Margaret Aldrich Smith (1863–1929) was an American First Lady of Guam.

== Early life ==
On October 15, 1863, Smith was born as Margaret Aldrich Sampson in Palmyra, New York. Smith's father was Rear admiral William Thomas Sampson. Smith's mother was Margaret Sexton Sampson. Smith has four siblings: Catherine, Hannah, Olive, and Susan.

== Career ==
In 1916, when Roy Campbell Smith was appointed the Naval Governor of Guam, Smith became the First Lady of Guam on May 30, 1916, until November 18, 1918.

== Personal life ==
On October 11, 1887, in Annapolis, Maryland, Smith married Roy Campbell Smith, who later became a Naval officer and the Naval Governor of Guam.
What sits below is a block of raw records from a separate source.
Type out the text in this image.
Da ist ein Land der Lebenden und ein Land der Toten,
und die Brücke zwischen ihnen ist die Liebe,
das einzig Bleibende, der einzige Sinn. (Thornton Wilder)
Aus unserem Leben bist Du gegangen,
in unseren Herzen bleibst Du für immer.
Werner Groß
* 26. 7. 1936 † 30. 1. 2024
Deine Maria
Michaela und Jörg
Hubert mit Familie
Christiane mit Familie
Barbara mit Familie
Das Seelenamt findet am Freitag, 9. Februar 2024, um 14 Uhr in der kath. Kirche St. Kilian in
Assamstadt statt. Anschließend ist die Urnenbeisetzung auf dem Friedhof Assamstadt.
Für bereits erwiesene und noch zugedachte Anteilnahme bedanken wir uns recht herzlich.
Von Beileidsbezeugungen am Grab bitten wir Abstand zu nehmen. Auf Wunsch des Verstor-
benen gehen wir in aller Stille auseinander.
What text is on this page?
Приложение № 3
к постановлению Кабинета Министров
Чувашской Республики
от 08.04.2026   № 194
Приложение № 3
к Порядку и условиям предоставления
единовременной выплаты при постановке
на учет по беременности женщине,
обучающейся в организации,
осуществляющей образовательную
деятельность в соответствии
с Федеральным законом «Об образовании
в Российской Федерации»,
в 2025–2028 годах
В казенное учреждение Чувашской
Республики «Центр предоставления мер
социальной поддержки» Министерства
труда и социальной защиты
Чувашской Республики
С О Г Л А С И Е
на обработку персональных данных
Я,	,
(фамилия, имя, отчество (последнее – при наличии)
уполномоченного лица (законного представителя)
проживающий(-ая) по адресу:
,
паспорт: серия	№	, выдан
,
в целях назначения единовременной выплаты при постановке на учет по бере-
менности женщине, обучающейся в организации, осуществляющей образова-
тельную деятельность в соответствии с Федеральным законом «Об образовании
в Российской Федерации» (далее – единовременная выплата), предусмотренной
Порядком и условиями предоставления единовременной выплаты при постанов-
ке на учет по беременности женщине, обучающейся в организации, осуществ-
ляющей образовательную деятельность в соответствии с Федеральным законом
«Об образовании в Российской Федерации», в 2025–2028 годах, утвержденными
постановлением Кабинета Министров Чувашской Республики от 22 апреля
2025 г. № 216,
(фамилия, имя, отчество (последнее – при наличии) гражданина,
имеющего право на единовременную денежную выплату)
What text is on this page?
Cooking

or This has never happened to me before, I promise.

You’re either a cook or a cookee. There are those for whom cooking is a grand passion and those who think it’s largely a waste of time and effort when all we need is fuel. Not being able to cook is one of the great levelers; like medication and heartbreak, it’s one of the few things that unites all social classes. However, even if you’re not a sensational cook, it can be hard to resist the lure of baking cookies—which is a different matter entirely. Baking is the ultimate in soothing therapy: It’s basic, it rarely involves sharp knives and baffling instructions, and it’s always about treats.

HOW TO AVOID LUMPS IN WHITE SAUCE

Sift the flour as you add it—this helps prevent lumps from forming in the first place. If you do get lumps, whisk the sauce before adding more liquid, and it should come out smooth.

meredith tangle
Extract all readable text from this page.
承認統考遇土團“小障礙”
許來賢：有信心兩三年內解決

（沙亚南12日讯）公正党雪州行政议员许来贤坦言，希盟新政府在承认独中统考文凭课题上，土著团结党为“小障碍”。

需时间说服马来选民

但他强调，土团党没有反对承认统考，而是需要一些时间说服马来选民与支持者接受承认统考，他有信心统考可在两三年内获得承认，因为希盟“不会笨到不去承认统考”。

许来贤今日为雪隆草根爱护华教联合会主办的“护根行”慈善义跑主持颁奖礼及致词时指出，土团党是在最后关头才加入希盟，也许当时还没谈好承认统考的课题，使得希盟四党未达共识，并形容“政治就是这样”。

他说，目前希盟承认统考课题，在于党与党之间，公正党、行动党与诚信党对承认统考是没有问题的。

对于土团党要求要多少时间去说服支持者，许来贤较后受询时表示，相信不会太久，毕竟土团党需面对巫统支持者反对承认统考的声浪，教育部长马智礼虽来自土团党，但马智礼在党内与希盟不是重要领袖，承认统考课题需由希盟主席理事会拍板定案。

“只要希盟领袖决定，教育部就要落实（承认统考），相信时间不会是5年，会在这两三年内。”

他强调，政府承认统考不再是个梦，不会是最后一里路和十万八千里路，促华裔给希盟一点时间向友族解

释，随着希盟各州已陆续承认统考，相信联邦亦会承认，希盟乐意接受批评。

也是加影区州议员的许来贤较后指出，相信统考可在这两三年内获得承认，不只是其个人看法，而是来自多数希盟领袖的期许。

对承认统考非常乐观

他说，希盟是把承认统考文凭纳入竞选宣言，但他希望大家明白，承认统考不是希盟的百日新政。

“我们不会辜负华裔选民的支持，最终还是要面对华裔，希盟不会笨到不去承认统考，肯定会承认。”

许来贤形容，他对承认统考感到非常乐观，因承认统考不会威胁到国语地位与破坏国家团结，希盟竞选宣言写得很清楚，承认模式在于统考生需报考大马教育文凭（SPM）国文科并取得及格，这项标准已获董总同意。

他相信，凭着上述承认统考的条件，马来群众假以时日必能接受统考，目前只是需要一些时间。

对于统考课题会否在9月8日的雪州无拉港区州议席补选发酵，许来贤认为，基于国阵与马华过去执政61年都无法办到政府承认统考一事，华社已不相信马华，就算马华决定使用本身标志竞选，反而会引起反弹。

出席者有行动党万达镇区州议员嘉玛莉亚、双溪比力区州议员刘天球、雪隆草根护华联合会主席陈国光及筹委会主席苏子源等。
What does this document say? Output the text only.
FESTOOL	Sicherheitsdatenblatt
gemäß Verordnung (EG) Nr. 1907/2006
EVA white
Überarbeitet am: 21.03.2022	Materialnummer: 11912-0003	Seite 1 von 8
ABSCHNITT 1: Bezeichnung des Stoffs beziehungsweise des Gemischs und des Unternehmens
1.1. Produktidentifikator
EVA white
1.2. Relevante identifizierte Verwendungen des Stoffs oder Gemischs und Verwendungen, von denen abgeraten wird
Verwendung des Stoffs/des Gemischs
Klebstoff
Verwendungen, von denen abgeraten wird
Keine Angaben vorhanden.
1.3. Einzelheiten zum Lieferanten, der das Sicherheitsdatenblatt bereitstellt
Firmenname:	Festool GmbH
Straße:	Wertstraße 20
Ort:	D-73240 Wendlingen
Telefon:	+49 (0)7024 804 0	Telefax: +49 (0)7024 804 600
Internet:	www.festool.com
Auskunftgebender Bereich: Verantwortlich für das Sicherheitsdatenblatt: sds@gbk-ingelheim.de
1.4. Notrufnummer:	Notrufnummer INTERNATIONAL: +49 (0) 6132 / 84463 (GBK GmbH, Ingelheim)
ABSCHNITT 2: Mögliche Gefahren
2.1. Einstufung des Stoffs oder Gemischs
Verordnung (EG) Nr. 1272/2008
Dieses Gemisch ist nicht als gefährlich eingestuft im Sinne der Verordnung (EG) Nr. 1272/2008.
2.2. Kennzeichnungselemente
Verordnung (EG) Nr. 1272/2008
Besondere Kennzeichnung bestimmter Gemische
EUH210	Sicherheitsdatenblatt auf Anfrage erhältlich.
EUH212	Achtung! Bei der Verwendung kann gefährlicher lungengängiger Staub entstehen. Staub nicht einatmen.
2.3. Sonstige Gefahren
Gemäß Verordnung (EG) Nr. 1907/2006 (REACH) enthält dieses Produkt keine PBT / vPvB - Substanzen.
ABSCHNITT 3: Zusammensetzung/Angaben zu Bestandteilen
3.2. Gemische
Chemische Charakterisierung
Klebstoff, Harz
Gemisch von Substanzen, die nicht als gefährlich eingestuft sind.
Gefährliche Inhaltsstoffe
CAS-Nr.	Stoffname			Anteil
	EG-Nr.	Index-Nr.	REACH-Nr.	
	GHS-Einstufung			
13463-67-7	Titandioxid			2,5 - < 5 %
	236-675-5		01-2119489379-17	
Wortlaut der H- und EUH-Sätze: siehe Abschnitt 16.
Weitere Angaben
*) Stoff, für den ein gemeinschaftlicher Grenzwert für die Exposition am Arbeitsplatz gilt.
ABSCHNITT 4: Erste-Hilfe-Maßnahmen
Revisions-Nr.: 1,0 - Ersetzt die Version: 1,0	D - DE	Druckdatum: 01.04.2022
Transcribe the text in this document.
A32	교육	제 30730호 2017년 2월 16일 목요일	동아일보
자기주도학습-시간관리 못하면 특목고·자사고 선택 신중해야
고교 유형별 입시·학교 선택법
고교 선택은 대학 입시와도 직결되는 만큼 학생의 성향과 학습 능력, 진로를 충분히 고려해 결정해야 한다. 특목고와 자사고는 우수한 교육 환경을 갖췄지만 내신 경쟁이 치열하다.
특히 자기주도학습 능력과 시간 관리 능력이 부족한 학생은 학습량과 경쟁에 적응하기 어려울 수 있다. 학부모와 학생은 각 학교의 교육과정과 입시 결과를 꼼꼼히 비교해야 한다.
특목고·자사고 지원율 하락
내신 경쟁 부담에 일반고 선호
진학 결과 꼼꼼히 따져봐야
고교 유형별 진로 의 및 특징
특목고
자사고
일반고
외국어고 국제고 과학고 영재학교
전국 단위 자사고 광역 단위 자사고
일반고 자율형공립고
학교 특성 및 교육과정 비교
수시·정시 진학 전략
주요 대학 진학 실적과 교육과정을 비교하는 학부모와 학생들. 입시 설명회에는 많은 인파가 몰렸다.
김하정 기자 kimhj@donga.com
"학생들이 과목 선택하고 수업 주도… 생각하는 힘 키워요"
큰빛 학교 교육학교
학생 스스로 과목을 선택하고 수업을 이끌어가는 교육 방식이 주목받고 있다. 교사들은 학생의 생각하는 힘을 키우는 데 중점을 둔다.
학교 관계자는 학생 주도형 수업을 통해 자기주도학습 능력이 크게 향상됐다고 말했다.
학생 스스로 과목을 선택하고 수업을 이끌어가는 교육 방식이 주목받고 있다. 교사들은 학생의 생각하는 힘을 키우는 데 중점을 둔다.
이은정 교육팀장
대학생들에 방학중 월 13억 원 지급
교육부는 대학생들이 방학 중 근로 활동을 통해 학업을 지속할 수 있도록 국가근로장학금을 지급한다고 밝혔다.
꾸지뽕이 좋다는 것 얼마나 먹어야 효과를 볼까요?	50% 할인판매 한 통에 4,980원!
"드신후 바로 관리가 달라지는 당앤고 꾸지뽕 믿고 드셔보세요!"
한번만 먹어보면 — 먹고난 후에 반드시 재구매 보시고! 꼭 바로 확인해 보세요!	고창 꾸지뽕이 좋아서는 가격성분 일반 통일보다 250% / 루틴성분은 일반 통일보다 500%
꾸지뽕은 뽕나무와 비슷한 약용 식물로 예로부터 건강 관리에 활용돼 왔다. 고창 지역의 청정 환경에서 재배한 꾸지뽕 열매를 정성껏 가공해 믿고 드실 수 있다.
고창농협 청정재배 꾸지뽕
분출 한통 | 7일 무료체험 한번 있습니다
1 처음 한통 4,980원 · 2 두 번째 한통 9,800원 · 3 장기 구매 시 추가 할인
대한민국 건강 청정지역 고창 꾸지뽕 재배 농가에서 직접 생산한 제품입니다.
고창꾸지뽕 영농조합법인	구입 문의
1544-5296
They had three children, Roy, Marjorie, and William. Smith and her family lived in several places including Guam and Newport, Rhode Island.

Smith's daughter Marjorie Sampson Smith became a sponsor of USS Sampson (DD-63) on March 4, 1916. It was named for Rear admiral William Thomas Sampson, Smith's father. In 1918, Smith's daughter Marjorie Sampson Smith married Spotswood Dandridge Bowers, a lawyer.

On May 21, 1929, Smith died in Newport, Rhode Island. Smith is interred at
Lakewood Cemetery in Cooperstown, New York.